Good continued, saying, "Unlike 434 other members of Congress, he was not willing to serve in the Congress, even if it meant costing Republicans a seat in the majority just because he couldn't be speaker."

Despite his critique of McCarthy, Good said there have been some missed opportunities under Johnson.

"I wish that we had more tangible wins, and that we had not done these past two CRs or done the NDAA that we did with the FISA attachment to it. Those were disappointments and failures, and we should not have done those and those are more of the same," he said.

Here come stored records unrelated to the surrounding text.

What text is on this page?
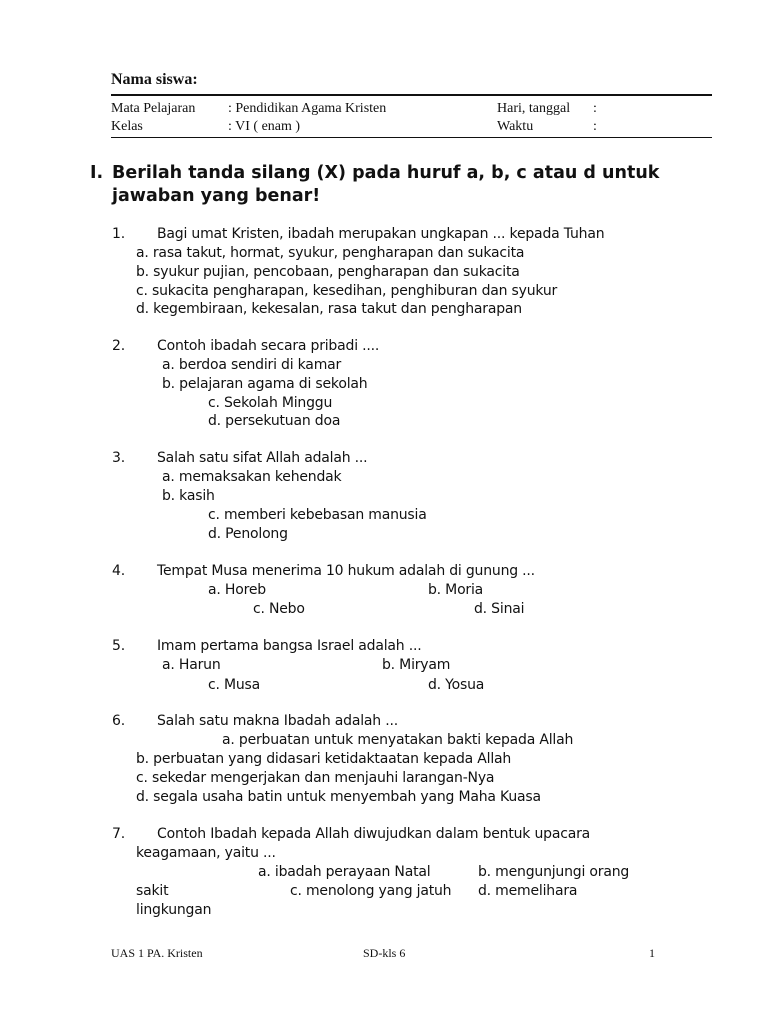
Nama siswa:
Mata Pelajaran : Pendidikan Agama Kristen	Hari, tanggal :
Kelas	: VI ( enam )	Waktu	:
I. Berilah tanda silang (X) pada huruf a, b, c atau d untuk
jawaban yang benar!
1. Bagi umat Kristen, ibadah merupakan ungkapan ... kepada Tuhan
a. rasa takut, hormat, syukur, pengharapan dan sukacita
b. syukur pujian, pencobaan, pengharapan dan sukacita
c. sukacita pengharapan, kesedihan, penghiburan dan syukur
d. kegembiraan, kekesalan, rasa takut dan pengharapan
2. Contoh ibadah secara pribadi ....
a. berdoa sendiri di kamar
b. pelajaran agama di sekolah
c. Sekolah Minggu
d. persekutuan doa
3. Salah satu sifat Allah adalah ...
a. memaksakan kehendak
b. kasih
c. memberi kebebasan manusia
d. Penolong
4. Tempat Musa menerima 10 hukum adalah di gunung ...
a. Horeb	b. Moria
c. Nebo	d. Sinai
5. Imam pertama bangsa Israel adalah ...
a. Harun	b. Miryam
c. Musa	d. Yosua
6. Salah satu makna Ibadah adalah ...
a. perbuatan untuk menyatakan bakti kepada Allah
b. perbuatan yang didasari ketidaktaatan kepada Allah
c. sekedar mengerjakan dan menjauhi larangan-Nya
d. segala usaha batin untuk menyembah yang Maha Kuasa
7. Contoh Ibadah kepada Allah diwujudkan dalam bentuk upacara
keagamaan, yaitu ...
a. ibadah perayaan Natal	b. mengunjungi orang
sakit	c. menolong yang jatuh d. memelihara
lingkungan
UAS 1 PA. Kristen	SD-kls 6	1
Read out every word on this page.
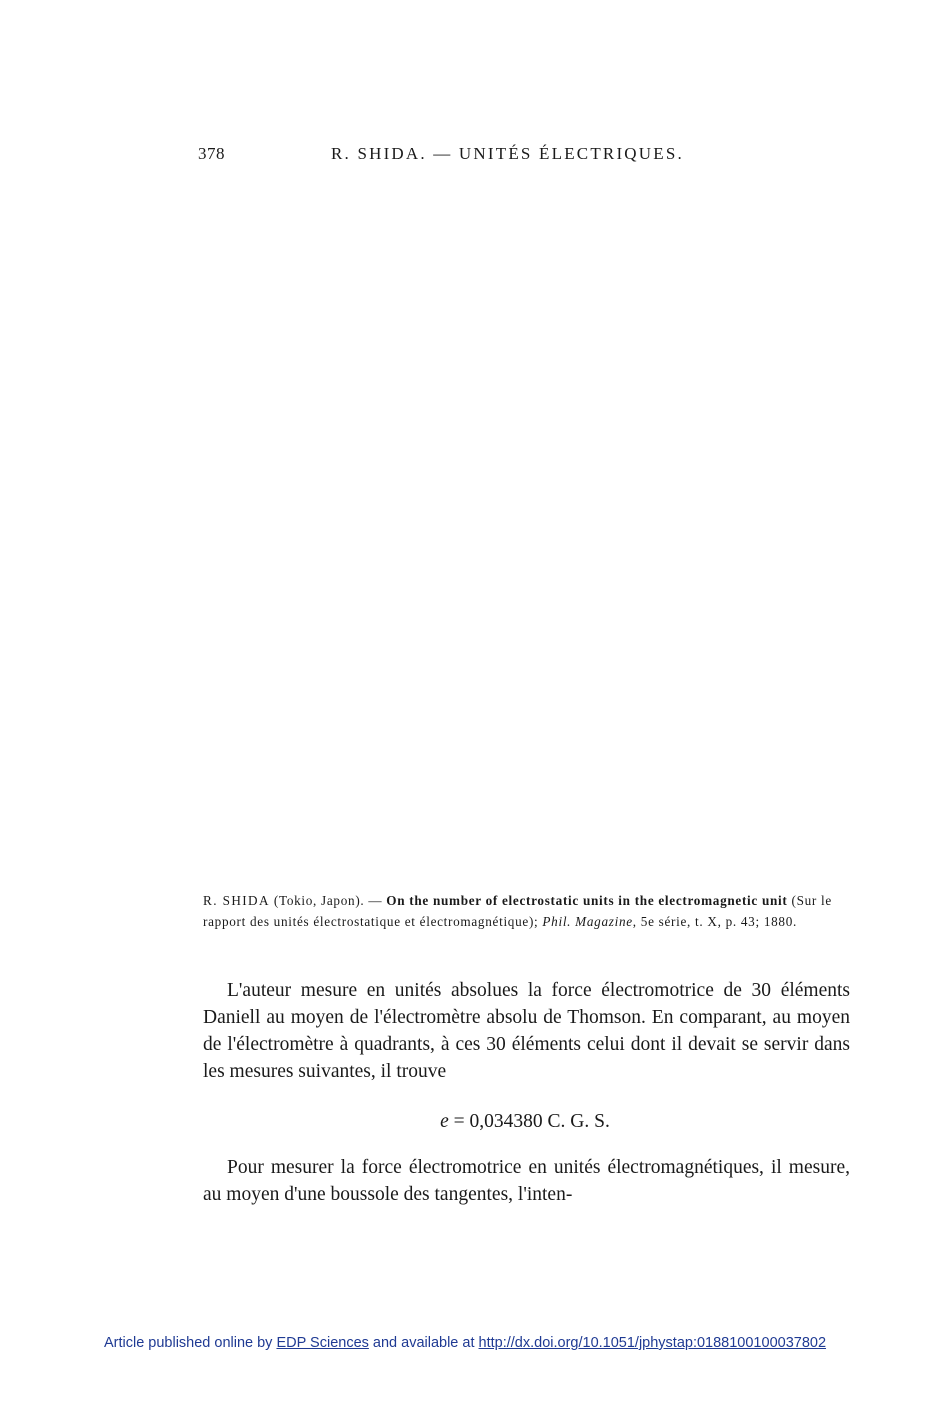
378	R. SHIDA. — UNITÉS ÉLECTRIQUES.
R. SHIDA (Tokio, Japon). — On the number of electrostatic units in the electromagnetic unit (Sur le rapport des unités électrostatique et électromagnétique); Phil. Magazine, 5e série, t. X, p. 43; 1880.

L'auteur mesure en unités absolues la force électromotrice de 30 éléments Daniell au moyen de l'électromètre absolu de Thomson. En comparant, au moyen de l'électromètre à quadrants, à ces 30 éléments celui dont il devait se servir dans les mesures suivantes, il trouve

e = 0,034380 C. G. S.

Pour mesurer la force électromotrice en unités électromagnétiques, il mesure, au moyen d'une boussole des tangentes, l'inten-

Article published online by EDP Sciences and available at http://dx.doi.org/10.1051/jphystap:0188100100037802
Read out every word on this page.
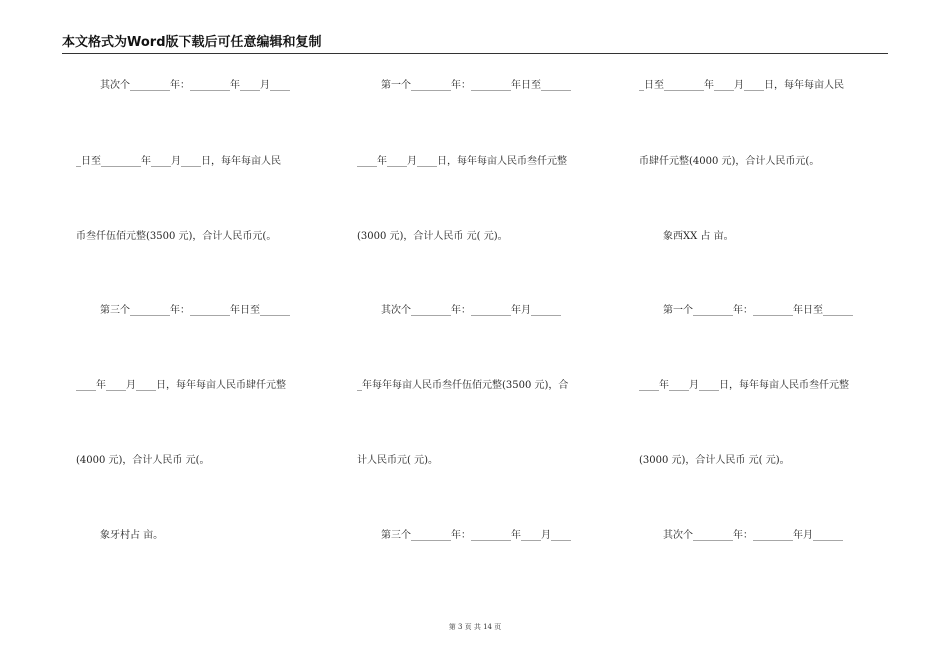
本文格式为Word版下载后可任意编辑和复制
其次个________年：________年____月____
_日至________年____月____日，每年每亩人民
币叁仟伍佰元整(3500 元)，合计人民币元(。
第三个________年：________年日至______
____年____月____日，每年每亩人民币肆仟元整
(4000 元)，合计人民币 元(。
象牙村占 亩。
第一个________年：________年日至______
____年____月____日，每年每亩人民币叁仟元整
(3000 元)，合计人民币 元( 元)。
其次个________年：________年月______
_年每年每亩人民币叁仟伍佰元整(3500 元)，合
计人民币元( 元)。
第三个________年：________年____月____
_日至________年____月____日，每年每亩人民
币肆仟元整(4000 元)，合计人民币元(。
象西XX 占 亩。
第一个________年：________年日至______
____年____月____日，每年每亩人民币叁仟元整
(3000 元)，合计人民币 元( 元)。
其次个________年：________年月______
第 3 页 共 14 页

"I will acknowledge the fact that at least we're dealing with an honest broker. Someone who is a conservative at heart, someone who wants to do the right things, someone who we trust, in terms of his integrity and his desire to do conservative things. Someone who is far more open and accessible, whose core is aligned with the conservative center of the Republican conference," he added.

In addition to the spending deadlines in March, Congress has to reauthorize the Foreign Intelligence Surveillance Act (FISA) or pass reform before it expires in April.

Conservative Republicans have renewed their call for an end to the warrantless surveillance of Americans as Congress considers reforming Section 702 of the Foreign Intelligence Surveillance Act.

Good told Just the News House Intelligence Committee Chairman Mike Turner that part of the reason Johnson delayed the scheduled FISA vote on Thursday because his committee threatened to block the legislation from coming to the floor if they had to vote on amendments related to ending the warrantless surveillance of Americans.

He said it would be a "colossal failure" to reauthorize FISA without an amendments process and called on House Speaker Mike Johnson, R-La., to support allowing amendments.  "We must bring those amendments to the floor for a vote, we must get members on record. And it would be a terrible failure of leadership if we didn't do it," he said.

On Wednesday, Turner released a public statement about a unnamed serious national security threat and asked Biden to declassify information related to it. Good argued that the move was "intended to try to pressure or persuade members to vote for more power for the intelligence community" and reauthorize FISA.

Good told Just the News that Turner should no longer remain as chair of the committee.

"I do not think he should remain as chairman. I don't think he should remain as chairman because of what he's trying to do to reauthorize FISA without the appropriate reforms to protect the American people in terms of their, again, most precious basic constitutional rights," Good said during an interview with Just the News on Friday. "We have a Constitution that limits what government can do."

He continued, saying, "The position of the Intelligence Committee is in direct contradiction to that; direct violation of that. We've seen it abused ever since FISA was first put into place and with growing frequency."

Good noted that some Democrats like Congressional Progressive Caucus Chair Rep. Pramila Jayapal, D-Wash., also support ending warrantless surveillance of Americans under FISA. 

"Turns out some Democrats don't want to be spied on the government either," he said.